Lincoln (Steven Spielberg, 2012)

This was seized on by critics all over in some desperation as Spielberg's return to form, but it's really just further evidence of irreversible flabbiness and sentimentality, in which the cracks are papered over by committed performances from Daniel Day-Lewis as the titular character and Tommy Lee Jones as a righteous firebrand.
It's basically the last three months of Lincoln's life, as he tries to force an anti-slavery amendment through an intransigent Congress in the dying days of the Civil War. We see a lot of politicking with countless grey-bearded men for most of the two and a half hours, punctuated by Day-Lewis delivering metaphorical anecdotes, quotations from a wealth of literature and parables in a voice which is probably higher-pitched and softer than what one would associate with previous stentorian depictions of the iconic character.

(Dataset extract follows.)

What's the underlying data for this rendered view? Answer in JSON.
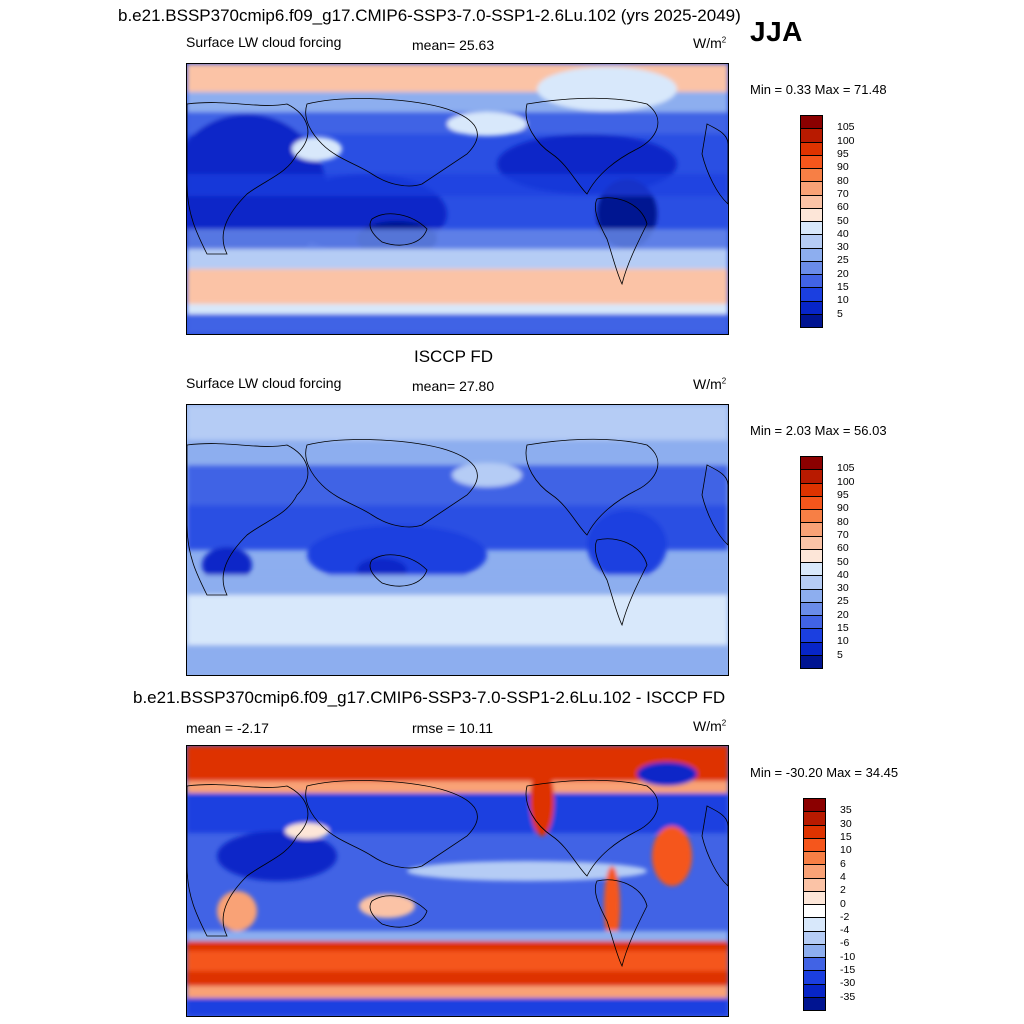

He's as great as ever in his chameleon-like abilities, and if it at any point comes across parodically, it will be the director's fault. As it is, the director's great fault is the structure: too much time spent on trying to juggle legal process with private life, too much sugar-coating of a flawed hero and a very flat and sudden end that has less panache than a real-life story from the History Channel. This is a massively overrated film that only owes its status to a few key actors and U.S. critics in fear and awe.

5/10  

Tuesday 3 June 2014

Red 2 (Dean Parisot, 2013)

The sexagenarian black ops crew are being hunted again, having been framed as terrorists for knowing too much, though clearly this doesn't extend to knowing when to call it a day. Morgan Freeman has now dropped out, presumably on account of explosion overload, so it's up to Bruce Willis and John Malkovich as his Mad Murdock-alike sidekick to jet around various touristically signposted world locales trying to evade a chasing pack of assassins and corrupt CIA while also seeking to prevent World War III, rather too many years since that was a credible proposition. But then the credibility gap is so gaping in every department that the anachronism of the scenario is really a side issue, with countless elisions in the plot for the sake of convenience, not least of which is believing poor old Bruce can hold his own against the world's most dangerous martial artist. Some jolly quips between the doddering duo, and Willis's feisty wife who is in tow, do keep things light and breezy in the brief intervals between the shoot-outs and chases, but it really is very thin stuff indeed.